Er wurde ungeduldig und schlug auf den Tisch, doch die Rezeptionistin störte es kein bißchen. Unberührt schaute Sie ihn an.

"Ich muss Sie jetzt bitten-"

"Eleonora, Elli, sie ist gerade bei Ihnen umgekippt. Klein, braunhaarig, dunkle Augen-", unterbrach er sie.

"Ich wiederhole mich, Wir haben hier keine 'Elli' Herzig und wenn Sie nicht freiwillig dieses Krankenhaus verlassen, muss ich Ihnen nachhelfen lassen."

Die Dame wurde ebenfalls ungeduldig und nun auch unfreundlich zu ihm.

Gerade als Adrian ansetzen wollte zu protestieren, kam ein gehetzter Yannik auf ihn zu gerannt.

"Hier!", brüllte er wild mit den Armen fuchtelnd, "er gehört zu mir."

Die Frau verdrehte nur die Augen, nickte aber, um Adrian das Okay zu geben, dass er mit durfte.

"Danke.", bedankte sich Adrian bei Yannik, "wo ist sie? Wie geht's ihr?"

"Kein Ding, sie ist bei Lilly, ihr geht's soweit wieder ganz gut. Wir haben uns Alle schreckliche Sorgen gemacht, aber sie meint es geht wieder.", fing er sogleich an Adrians Frage zu beantworten, welcher bei dem kleinen Wörtchen 'Wir' aufhorchte.

"Wir?"
Adrian wußte, dass sein Vater nicht da war, denn er hätte es nie und nimmer in so einer kurzen Zeit zum Krankenhaus geschafft.

"Charlie ist auch hier. Ich war einfach so verzweifelt und wußte nicht was ich machen soll und du warst so wütend, also hab ich sie angerufen."

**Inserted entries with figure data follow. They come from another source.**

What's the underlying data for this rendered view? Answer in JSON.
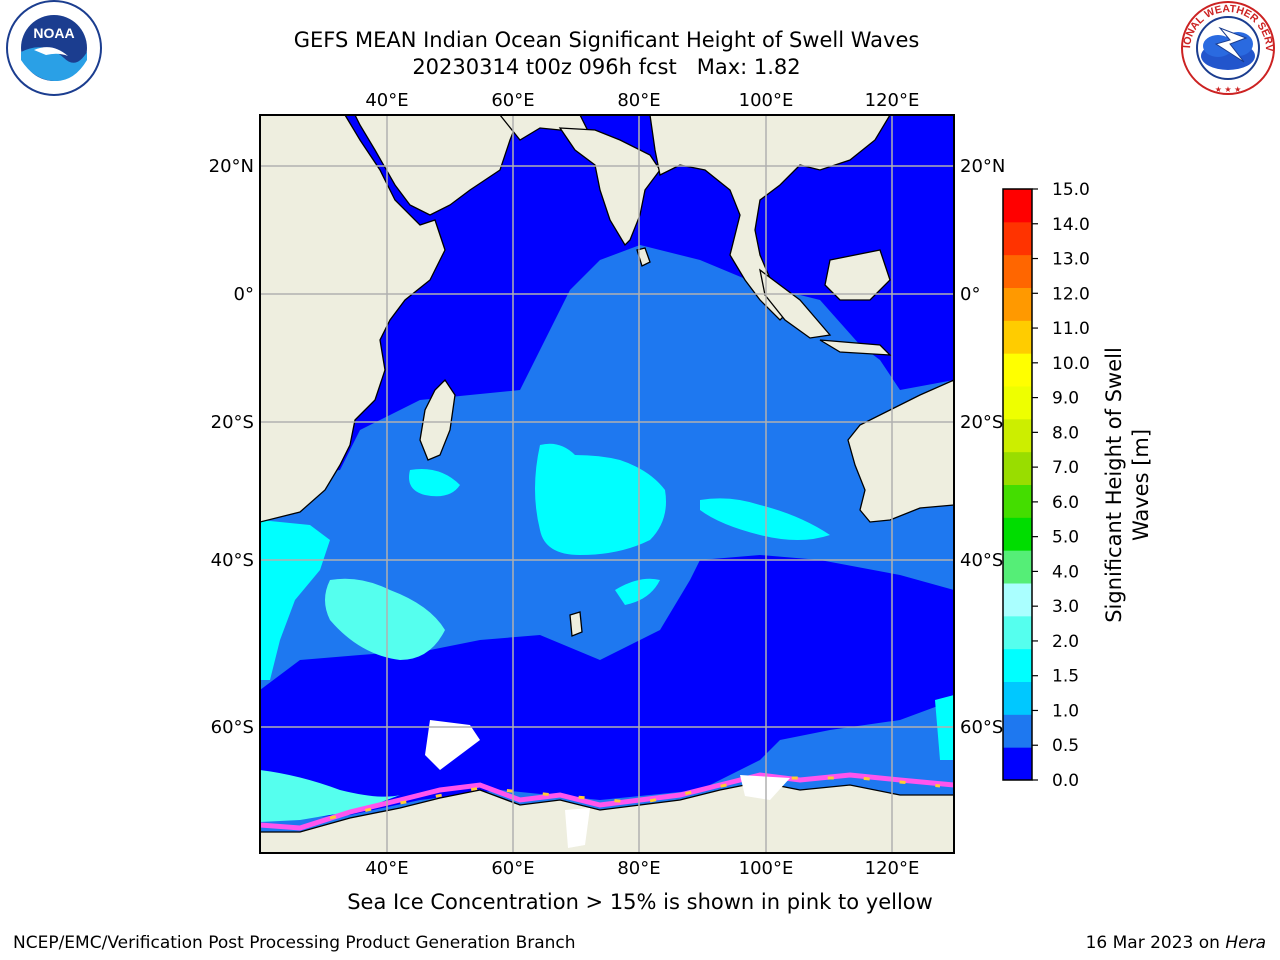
{
  "header": {
    "title_line1": "GEFS MEAN Indian Ocean Significant Height of Swell Waves",
    "title_line2": "20230314 t00z 096h fcst   Max: 1.82"
  },
  "logos": {
    "noaa_text": "NOAA",
    "nws_text": "NATIONAL WEATHER SERVICE"
  },
  "map": {
    "lon_ticks": [
      "40°E",
      "60°E",
      "80°E",
      "100°E",
      "120°E"
    ],
    "lat_ticks_left": [
      "20°N",
      "0°",
      "20°S",
      "40°S",
      "60°S"
    ],
    "lat_ticks_right": [
      "20°N",
      "0°",
      "20°S",
      "40°S",
      "60°S"
    ],
    "colors": {
      "land": "#eeeedf",
      "deep_blue": "#0000ff",
      "mid_blue": "#1e78f0",
      "cyan": "#00ffff",
      "light_cyan": "#55ffee",
      "ice_pink": "#ff55ee",
      "ice_yellow": "#ffcc33",
      "grid": "#b0b0b0"
    }
  },
  "colorbar": {
    "label_line1": "Significant Height of Swell",
    "label_line2": "Waves [m]",
    "ticks": [
      "0.0",
      "0.5",
      "1.0",
      "1.5",
      "2.0",
      "3.0",
      "4.0",
      "5.0",
      "6.0",
      "7.0",
      "8.0",
      "9.0",
      "10.0",
      "11.0",
      "12.0",
      "13.0",
      "14.0",
      "15.0"
    ],
    "colors": [
      "#0000ff",
      "#1e78f0",
      "#00c8ff",
      "#00ffff",
      "#55ffee",
      "#aaffff",
      "#55ee77",
      "#00dd00",
      "#44dd00",
      "#99dd00",
      "#ccee00",
      "#eeff00",
      "#ffff00",
      "#ffcc00",
      "#ff9900",
      "#ff6600",
      "#ff3300",
      "#ff0000"
    ]
  },
  "caption": "Sea Ice Concentration > 15% is shown in pink to yellow",
  "footer": {
    "left": "NCEP/EMC/Verification Post Processing Product Generation Branch",
    "right_prefix": "16 Mar 2023 on ",
    "right_machine": "Hera"
  }
}
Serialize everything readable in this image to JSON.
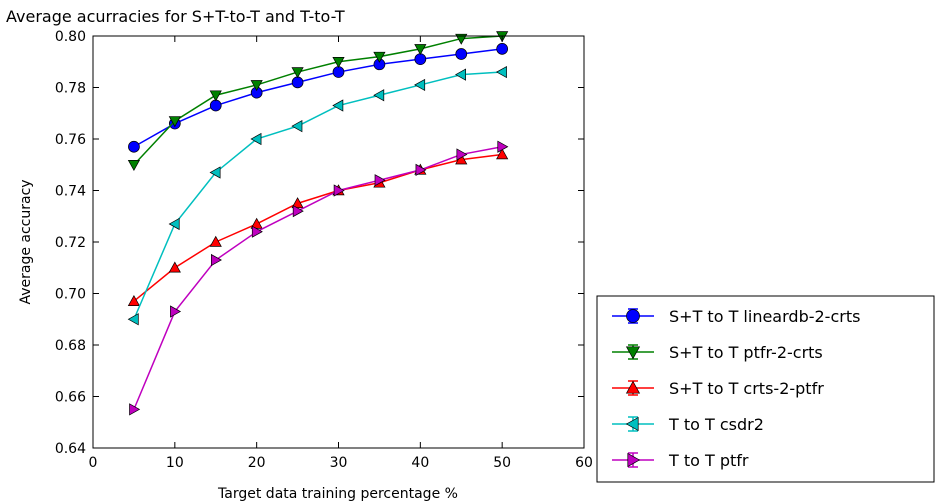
{
  "chart_data": {
    "type": "line",
    "title": "Average acurracies for S+T-to-T and T-to-T",
    "xlabel": "Target data training percentage %",
    "ylabel": "Average accuracy",
    "xlim": [
      0,
      60
    ],
    "ylim": [
      0.64,
      0.8
    ],
    "x_ticks": [
      "0",
      "10",
      "20",
      "30",
      "40",
      "50",
      "60"
    ],
    "y_ticks": [
      "0.64",
      "0.66",
      "0.68",
      "0.70",
      "0.72",
      "0.74",
      "0.76",
      "0.78",
      "0.80"
    ],
    "grid": false,
    "legend_position": "outside-lower-right",
    "x": [
      5,
      10,
      15,
      20,
      25,
      30,
      35,
      40,
      45,
      50
    ],
    "series": [
      {
        "name": "S+T to T lineardb-2-crts",
        "color": "#0000ff",
        "marker": "circle",
        "values": [
          0.757,
          0.766,
          0.773,
          0.778,
          0.782,
          0.786,
          0.789,
          0.791,
          0.793,
          0.795
        ]
      },
      {
        "name": "S+T to T ptfr-2-crts",
        "color": "#008000",
        "marker": "triangle-down",
        "values": [
          0.75,
          0.767,
          0.777,
          0.781,
          0.786,
          0.79,
          0.792,
          0.795,
          0.799,
          0.8
        ]
      },
      {
        "name": "S+T to T crts-2-ptfr",
        "color": "#ff0000",
        "marker": "triangle-up",
        "values": [
          0.697,
          0.71,
          0.72,
          0.727,
          0.735,
          0.74,
          0.743,
          0.748,
          0.752,
          0.754
        ]
      },
      {
        "name": "T to T csdr2",
        "color": "#00bfbf",
        "marker": "triangle-left",
        "values": [
          0.69,
          0.727,
          0.747,
          0.76,
          0.765,
          0.773,
          0.777,
          0.781,
          0.785,
          0.786
        ]
      },
      {
        "name": "T to T ptfr",
        "color": "#bf00bf",
        "marker": "triangle-right",
        "values": [
          0.655,
          0.693,
          0.713,
          0.724,
          0.732,
          0.74,
          0.744,
          0.748,
          0.754,
          0.757
        ]
      }
    ]
  }
}
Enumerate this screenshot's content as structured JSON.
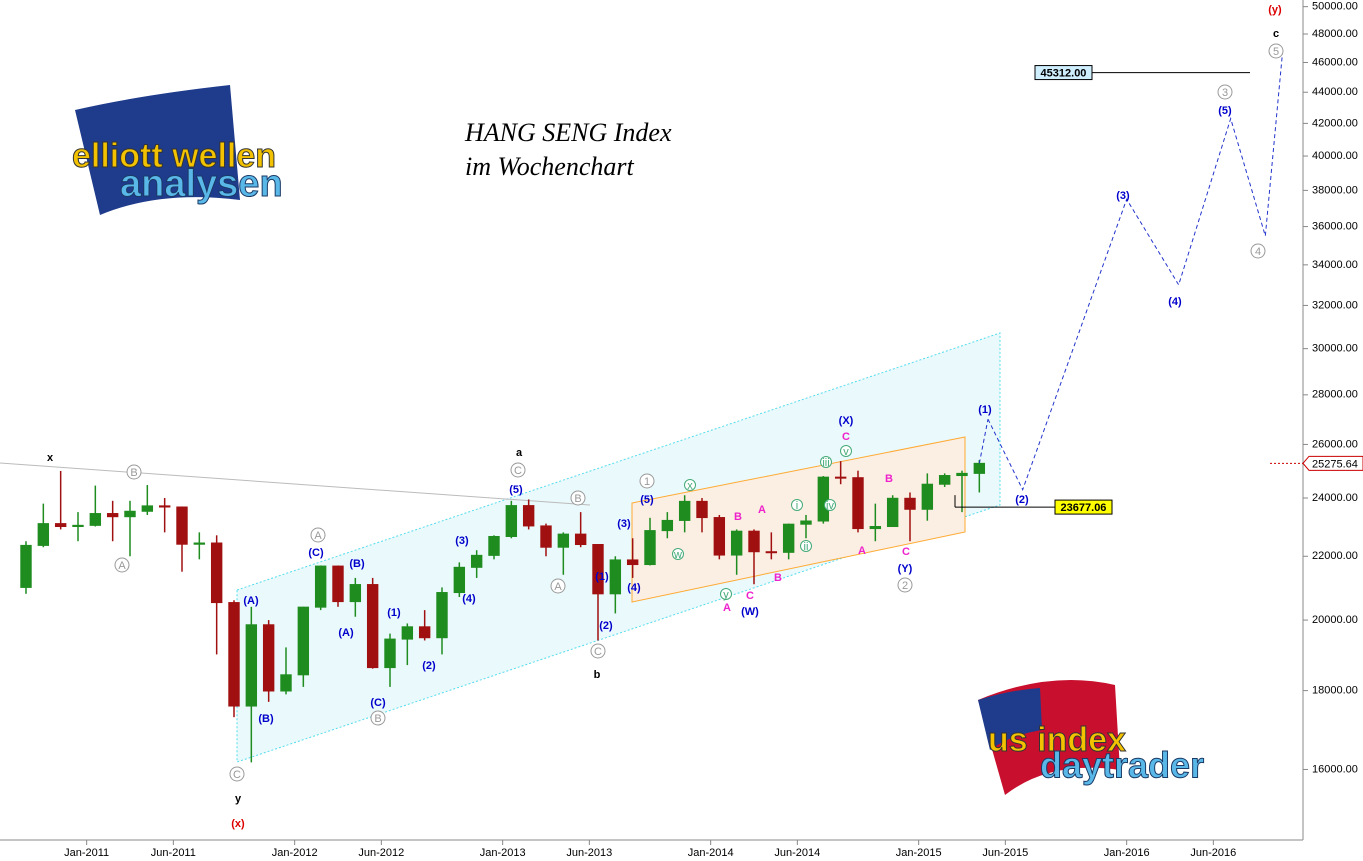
{
  "chart_data": {
    "type": "candlestick",
    "title": "HANG SENG Index",
    "subtitle": "im Wochenchart",
    "logos": [
      "elliott wellen",
      "analysen",
      "us index",
      "daytrader"
    ],
    "log_scale": true,
    "up_color": "#1e8c1e",
    "down_color": "#a01010",
    "xlim": [
      "2010-08",
      "2016-11"
    ],
    "xticks": [
      {
        "value": "2011-01",
        "label": "Jan-2011"
      },
      {
        "value": "2011-06",
        "label": "Jun-2011"
      },
      {
        "value": "2012-01",
        "label": "Jan-2012"
      },
      {
        "value": "2012-06",
        "label": "Jun-2012"
      },
      {
        "value": "2013-01",
        "label": "Jan-2013"
      },
      {
        "value": "2013-06",
        "label": "Jun-2013"
      },
      {
        "value": "2014-01",
        "label": "Jan-2014"
      },
      {
        "value": "2014-06",
        "label": "Jun-2014"
      },
      {
        "value": "2015-01",
        "label": "Jan-2015"
      },
      {
        "value": "2015-06",
        "label": "Jun-2015"
      },
      {
        "value": "2016-01",
        "label": "Jan-2016"
      },
      {
        "value": "2016-06",
        "label": "Jun-2016"
      }
    ],
    "ylim": [
      14400,
      50500
    ],
    "yticks": [
      {
        "value": 16000,
        "label": "16000.00"
      },
      {
        "value": 18000,
        "label": "18000.00"
      },
      {
        "value": 20000,
        "label": "20000.00"
      },
      {
        "value": 22000,
        "label": "22000.00"
      },
      {
        "value": 24000,
        "label": "24000.00"
      },
      {
        "value": 26000,
        "label": "26000.00"
      },
      {
        "value": 28000,
        "label": "28000.00"
      },
      {
        "value": 30000,
        "label": "30000.00"
      },
      {
        "value": 32000,
        "label": "32000.00"
      },
      {
        "value": 34000,
        "label": "34000.00"
      },
      {
        "value": 36000,
        "label": "36000.00"
      },
      {
        "value": 38000,
        "label": "38000.00"
      },
      {
        "value": 40000,
        "label": "40000.00"
      },
      {
        "value": 42000,
        "label": "42000.00"
      },
      {
        "value": 44000,
        "label": "44000.00"
      },
      {
        "value": 46000,
        "label": "46000.00"
      },
      {
        "value": 48000,
        "label": "48000.00"
      },
      {
        "value": 50000,
        "label": "50000.00"
      }
    ],
    "x": [
      "2010-09",
      "2010-10",
      "2010-11",
      "2010-12",
      "2011-01",
      "2011-02",
      "2011-03",
      "2011-04",
      "2011-05",
      "2011-06",
      "2011-07",
      "2011-08",
      "2011-09",
      "2011-10",
      "2011-11",
      "2011-12",
      "2012-01",
      "2012-02",
      "2012-03",
      "2012-04",
      "2012-05",
      "2012-06",
      "2012-07",
      "2012-08",
      "2012-09",
      "2012-10",
      "2012-11",
      "2012-12",
      "2013-01",
      "2013-02",
      "2013-03",
      "2013-04",
      "2013-05",
      "2013-06",
      "2013-07",
      "2013-08",
      "2013-09",
      "2013-10",
      "2013-11",
      "2013-12",
      "2014-01",
      "2014-02",
      "2014-03",
      "2014-04",
      "2014-05",
      "2014-06",
      "2014-07",
      "2014-08",
      "2014-09",
      "2014-10",
      "2014-11",
      "2014-12",
      "2015-01",
      "2015-02",
      "2015-03",
      "2015-04"
    ],
    "open": [
      21000,
      22360,
      23100,
      23000,
      23040,
      23450,
      23340,
      23530,
      23720,
      23680,
      22400,
      22440,
      20530,
      17590,
      19860,
      17990,
      18430,
      20390,
      21680,
      20560,
      21090,
      18630,
      19440,
      19800,
      19480,
      20840,
      21640,
      22030,
      22660,
      23730,
      23020,
      22300,
      22740,
      22390,
      20800,
      21880,
      21730,
      22860,
      23210,
      23880,
      23310,
      22040,
      22840,
      22150,
      22130,
      23080,
      23190,
      24760,
      24740,
      22930,
      23000,
      23990,
      23600,
      24500,
      24820,
      24900
    ],
    "high": [
      22500,
      23800,
      24990,
      23500,
      24450,
      23900,
      23900,
      24470,
      24000,
      23700,
      22800,
      22700,
      20600,
      20400,
      20000,
      19200,
      20400,
      21700,
      21700,
      21300,
      21300,
      19600,
      19900,
      20300,
      21000,
      21800,
      22200,
      22700,
      23900,
      23950,
      23100,
      22800,
      23500,
      22400,
      22000,
      22600,
      23300,
      23500,
      24100,
      24000,
      23400,
      22900,
      22900,
      22800,
      23100,
      23400,
      24800,
      25360,
      25000,
      23800,
      24100,
      24200,
      24900,
      24900,
      25000,
      25400
    ],
    "low": [
      20800,
      22300,
      22900,
      22500,
      23000,
      22500,
      22000,
      23400,
      22800,
      21500,
      21900,
      19000,
      17300,
      16170,
      17700,
      17900,
      18100,
      20300,
      20400,
      20100,
      18600,
      18100,
      18700,
      19400,
      19000,
      20700,
      21300,
      21900,
      22600,
      22900,
      22000,
      21400,
      22300,
      19400,
      20200,
      21300,
      21700,
      22600,
      22800,
      22800,
      21900,
      21400,
      21100,
      21900,
      21900,
      22600,
      23100,
      24500,
      22800,
      22500,
      23000,
      22500,
      23200,
      24400,
      23500,
      24200
    ],
    "close": [
      22360,
      23100,
      23000,
      23040,
      23450,
      23340,
      23530,
      23720,
      23680,
      22400,
      22440,
      20530,
      17590,
      19860,
      17990,
      18430,
      20390,
      21680,
      20560,
      21090,
      18630,
      19440,
      19800,
      19480,
      20840,
      21640,
      22030,
      22660,
      23730,
      23020,
      22300,
      22740,
      22390,
      20800,
      21880,
      21730,
      22860,
      23210,
      23880,
      23310,
      22040,
      22840,
      22150,
      22130,
      23080,
      23190,
      24760,
      24740,
      22930,
      23000,
      23990,
      23600,
      24500,
      24820,
      24900,
      25275.64
    ],
    "last_price": 25275.64,
    "projection": {
      "color": "#2233cc",
      "x": [
        "2015-05",
        "2015-07",
        "2016-01",
        "2016-04",
        "2016-07",
        "2016-09",
        "2016-10"
      ],
      "values": [
        27000,
        24300,
        37500,
        33000,
        42300,
        35500,
        46800
      ]
    },
    "levels": [
      {
        "value": 45312,
        "label": "45312.00",
        "color": "#cfefff"
      },
      {
        "value": 23677.06,
        "label": "23677.06",
        "color": "#ffff00"
      }
    ],
    "annotations": [
      {
        "text": "x",
        "color": "#000000"
      },
      {
        "text": "a",
        "color": "#000000"
      },
      {
        "text": "b",
        "color": "#000000"
      },
      {
        "text": "y",
        "color": "#000000"
      },
      {
        "text": "c",
        "color": "#000000"
      },
      {
        "text": "(x)",
        "color": "#dd0000"
      },
      {
        "text": "(y)",
        "color": "#dd0000"
      },
      {
        "text": "(A)",
        "color": "#0000cc"
      },
      {
        "text": "(B)",
        "color": "#0000cc"
      },
      {
        "text": "(C)",
        "color": "#0000cc"
      },
      {
        "text": "(A)",
        "color": "#0000cc"
      },
      {
        "text": "(B)",
        "color": "#0000cc"
      },
      {
        "text": "(C)",
        "color": "#0000cc"
      },
      {
        "text": "(1)",
        "color": "#0000cc"
      },
      {
        "text": "(2)",
        "color": "#0000cc"
      },
      {
        "text": "(3)",
        "color": "#0000cc"
      },
      {
        "text": "(4)",
        "color": "#0000cc"
      },
      {
        "text": "(5)",
        "color": "#0000cc"
      },
      {
        "text": "(3)",
        "color": "#0000cc"
      },
      {
        "text": "(4)",
        "color": "#0000cc"
      },
      {
        "text": "(5)",
        "color": "#0000cc"
      },
      {
        "text": "(1)",
        "color": "#0000cc"
      },
      {
        "text": "(2)",
        "color": "#0000cc"
      },
      {
        "text": "(X)",
        "color": "#0000cc"
      },
      {
        "text": "(Y)",
        "color": "#0000cc"
      },
      {
        "text": "(W)",
        "color": "#0000cc"
      },
      {
        "text": "(1)",
        "color": "#0000cc"
      },
      {
        "text": "(2)",
        "color": "#0000cc"
      },
      {
        "text": "(3)",
        "color": "#0000cc"
      },
      {
        "text": "(4)",
        "color": "#0000cc"
      },
      {
        "text": "(5)",
        "color": "#0000cc"
      },
      {
        "text": "B",
        "color": "#999999",
        "circled": true
      },
      {
        "text": "A",
        "color": "#999999",
        "circled": true
      },
      {
        "text": "A",
        "color": "#999999",
        "circled": true
      },
      {
        "text": "B",
        "color": "#999999",
        "circled": true
      },
      {
        "text": "C",
        "color": "#999999",
        "circled": true
      },
      {
        "text": "B",
        "color": "#999999",
        "circled": true
      },
      {
        "text": "A",
        "color": "#999999",
        "circled": true
      },
      {
        "text": "C",
        "color": "#999999",
        "circled": true
      },
      {
        "text": "C",
        "color": "#999999",
        "circled": true
      },
      {
        "text": "1",
        "color": "#999999",
        "circled": true
      },
      {
        "text": "2",
        "color": "#999999",
        "circled": true
      },
      {
        "text": "3",
        "color": "#999999",
        "circled": true
      },
      {
        "text": "4",
        "color": "#999999",
        "circled": true
      },
      {
        "text": "5",
        "color": "#999999",
        "circled": true
      },
      {
        "text": "A",
        "color": "#ee22cc"
      },
      {
        "text": "C",
        "color": "#ee22cc"
      },
      {
        "text": "B",
        "color": "#ee22cc"
      },
      {
        "text": "A",
        "color": "#ee22cc"
      },
      {
        "text": "B",
        "color": "#ee22cc"
      },
      {
        "text": "C",
        "color": "#ee22cc"
      },
      {
        "text": "B",
        "color": "#ee22cc"
      },
      {
        "text": "A",
        "color": "#ee22cc"
      },
      {
        "text": "C",
        "color": "#ee22cc"
      },
      {
        "text": "x",
        "color": "#44aa77",
        "circled": true
      },
      {
        "text": "w",
        "color": "#44aa77",
        "circled": true
      },
      {
        "text": "y",
        "color": "#44aa77",
        "circled": true
      },
      {
        "text": "i",
        "color": "#44aa77",
        "circled": true
      },
      {
        "text": "ii",
        "color": "#44aa77",
        "circled": true
      },
      {
        "text": "iii",
        "color": "#44aa77",
        "circled": true
      },
      {
        "text": "iv",
        "color": "#44aa77",
        "circled": true
      },
      {
        "text": "v",
        "color": "#44aa77",
        "circled": true
      }
    ]
  }
}
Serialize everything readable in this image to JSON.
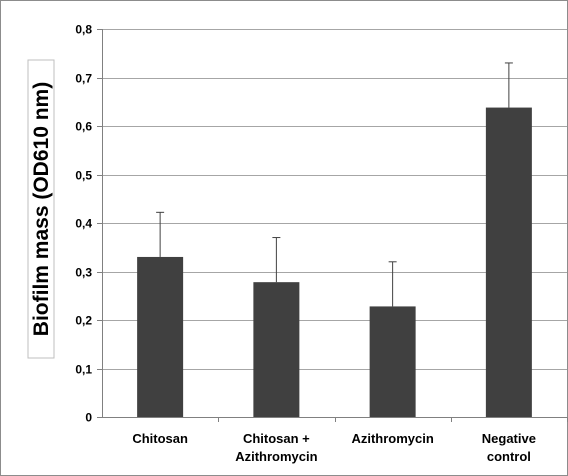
{
  "chart_data": {
    "type": "bar",
    "title": "",
    "xlabel": "",
    "ylabel": "Biofilm mass (OD610 nm)",
    "categories": [
      [
        "Chitosan"
      ],
      [
        "Chitosan +",
        "Azithromycin"
      ],
      [
        "Azithromycin"
      ],
      [
        "Negative",
        "control"
      ]
    ],
    "values": [
      0.33,
      0.278,
      0.228,
      0.638
    ],
    "error_bars": [
      0.092,
      0.092,
      0.092,
      0.092
    ],
    "ylim": [
      0,
      0.8
    ],
    "yticks": [
      0,
      0.1,
      0.2,
      0.3,
      0.4,
      0.5,
      0.6,
      0.7,
      0.8
    ],
    "ytick_labels": [
      "0",
      "0,1",
      "0,2",
      "0,3",
      "0,4",
      "0,5",
      "0,6",
      "0,7",
      "0,8"
    ],
    "grid": true,
    "legend": "none",
    "colors": {
      "bar": "#404040",
      "grid": "#a6a6a6",
      "axis": "#808080",
      "error": "#404040"
    }
  }
}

Zum einen konnte Adrian verstehen, dass sich Yannik möglicherweise ratlos gefühlt hatte, aber ausgerechnet Charlie? Schließlich hat sie Eleonora verletzt, sie wollte einfach nicht aufhören zu weinen, bis Adrian sie zu Lilly in den Krankenwagen gesetzt hat.

Er wollte lediglich, dass sie sich ein wenig ablenkt und er sich ebenfalls beim Boxen abreagieren konnte, aber das ging wohl nach hinten los.

Adrian machte sich auf das Schlimmste bereit, seine Schwester nervlich am Ende zu sehen. Lilly komplett zerschlagen auf dem Bett sitzend und eine kaltherzige, emotionslose Charlie teilnahmslos daneben. Allein die Vorstellung für ihn war schon grausam.

Er öffnete die Tür und blieb bei dem Anblick wie angewurzelt stehen. Ein helles, weiches Lachen klang ihm in den Ohren. Er kannte es bereits uns er hätte nie gedacht, es jemals wieder zu hören.

Adrian beobachte Charlie und Elli, wie sie sich gemeinsam in den Armen lagen und gar nicht mehr aufhören konnten zu lachen. Lilly lachte ebenfalls, aber man merkte deutlich, wie weh ihr das tat.

"Elli", flüsterte Adrian, die Erleichterung war ihm ins Gesicht geschrieben.
Das lachen verstummte mit einem Mal und Elli sah ihn mit großen Augen an.

"Adi", rief sie überglücklich und warf sich in die Arme ihres großen Bruders. Er war ihr wichtiger als all ihre Besitztümer und als all ihre Freunde. Er hat sie zu derjenigen gemacht, die sie heute ist. Und ihr war es vollkommen egal, für wie kindisch sie jeder hielt. Sie musste nur genug Lebensfreude für sich und ihren Bruder aufbringen.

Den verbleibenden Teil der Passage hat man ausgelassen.